Today, calculators are everywhere. Many kids probably take them for granted. After all, any smartphone will have a calculator application right there on the home screen. You can also go to any discount store and pick up a basic solar-powered calculator for a dollar or two. If you have a computer, you have all the calculating power you need at your fingertips.
Although calculators are very common today, they weren’t always cheap and easily accessible. In fact, they didn’t really come around until the dawn of the computer age. Before that time, you had to rely upon pencil and paper or, perhaps, an older counting instrument, such as an abacus.
The first mainframe computers were developed in the 1940s and 1950s. These room-sized computers relied upon technology such as vacuum tubes and transistors. They represented some of the first machines with robust calculating powers and paved the way for the further development of electronic calculators a few decades later.

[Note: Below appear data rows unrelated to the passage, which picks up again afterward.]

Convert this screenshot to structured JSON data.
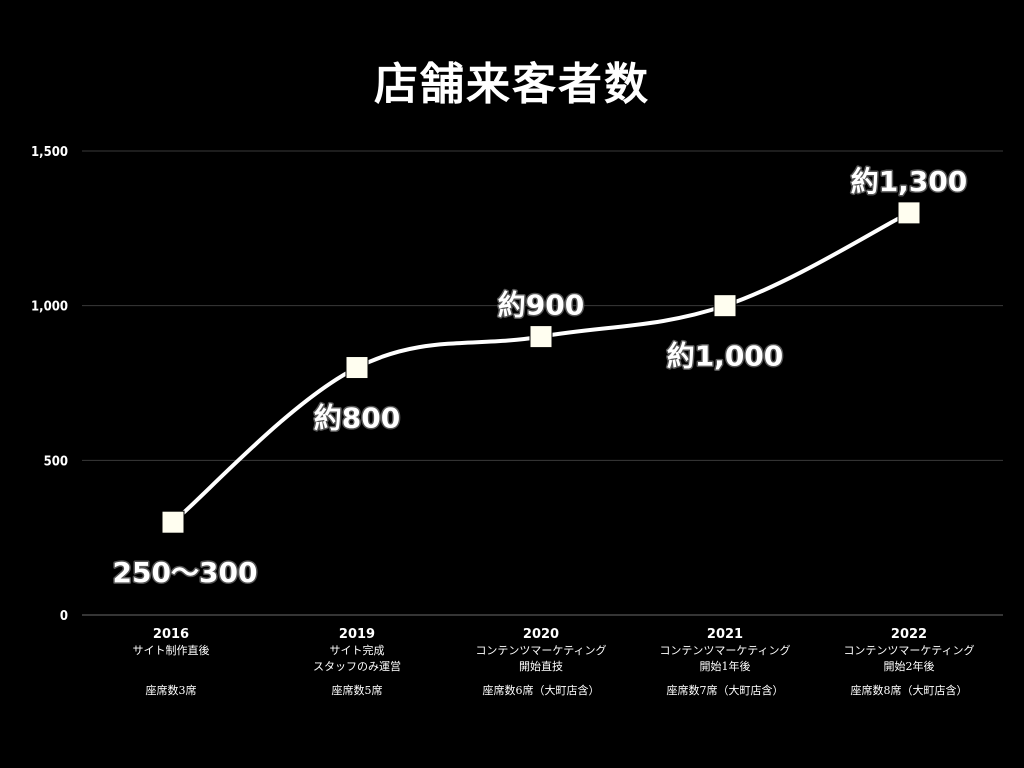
{
  "chart_data": {
    "type": "line",
    "title": "店舗来客者数",
    "xlabel": "",
    "ylabel": "",
    "ylim": [
      0,
      1500
    ],
    "yticks": [
      0,
      500,
      1000,
      1500
    ],
    "ytick_labels": [
      "0",
      "500",
      "1,000",
      "1,500"
    ],
    "grid": true,
    "legend": "none",
    "categories": [
      {
        "year": "2016",
        "desc": [
          "サイト制作直後"
        ],
        "seats": "座席数3席"
      },
      {
        "year": "2019",
        "desc": [
          "サイト完成",
          "スタッフのみ運営"
        ],
        "seats": "座席数5席"
      },
      {
        "year": "2020",
        "desc": [
          "コンテンツマーケティング",
          "開始直技"
        ],
        "seats": "座席数6席（大町店含）"
      },
      {
        "year": "2021",
        "desc": [
          "コンテンツマーケティング",
          "開始1年後"
        ],
        "seats": "座席数7席（大町店含）"
      },
      {
        "year": "2022",
        "desc": [
          "コンテンツマーケティング",
          "開始2年後"
        ],
        "seats": "座席数8席（大町店含）"
      }
    ],
    "values": [
      300,
      800,
      900,
      1000,
      1300
    ],
    "data_labels": [
      "250〜300",
      "約800",
      "約900",
      "約1,000",
      "約1,300"
    ],
    "label_positions": [
      "below",
      "below",
      "above",
      "below",
      "above"
    ],
    "colors": {
      "background": "#000000",
      "line": "#ffffff",
      "marker": "#fffef0",
      "grid": "#3a3a3a"
    }
  }
}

In 1957, the Casio Computer Company released the Model 14-A calculator in Japan. It was the world’s first all-electric compact calculator. How compact was it? The relay technology it used was large enough that the calculator had to be built into a desk!
It would be four more years before the British Bell Punch/Sumlock Comptometer ANITA was announced as the world’s first all-electronic desktop calculator. ANITA used smaller vacuum tube technology, but it still weighed in at a hefty 33 pounds.
As computer technology improved and microprocessors were developed, calculators became smaller and cheaper. Calculators that would fit in your pocket eventually became available in the mid-1970s. By the 1980s, calculators had become affordable enough to become commonplace in many schools.
So how do these devices work? Most calculators rely on integrated circuits more commonly known as chips. Integrated circuits contain transistors that can be turned on and off with electricity to perform mathematical calculations.
The most basic calculations are addition, subtraction, multiplication, and division. The more transistors an integrated circuit has, the more advanced mathematical functions it can perform. Today’s scientific calculators, for example, can perform incredibly advanced mathematical calculations.
Like all other electronic devices, calculators work by processing information in binary form. We’re used to thinking of numbers in our normal base-ten system, in which there are ten digits to work with: 0, 1, 2, 3, 4, 5, 6, 7, 8, and 9. The binary number system is a base-two system, which means there are only two digits to work with: 0 and 1. Thus, when you input numbers into a calculator, the integrated circuit converts those numbers to binary strings of 0s and 1s.
The integrated circuits then use those strings of 0s and 1s to turn transistors on and off with electricity to perform the desired calculations. Since there are only two options in a binary system (0 or 1), these can easily be represented by turning transistors on and off, since on and off easily represent the binary options (on = 0 and off = 1 or vice versa).
Once a calculation has been completed, the answer in binary form is then converted back to our normal base-ten system and displayed on the calculator’s display screen. Most calculator displays use inexpensive technologies common today, such as liquid crystal displays (LCD) or light-emitting diodes (LED).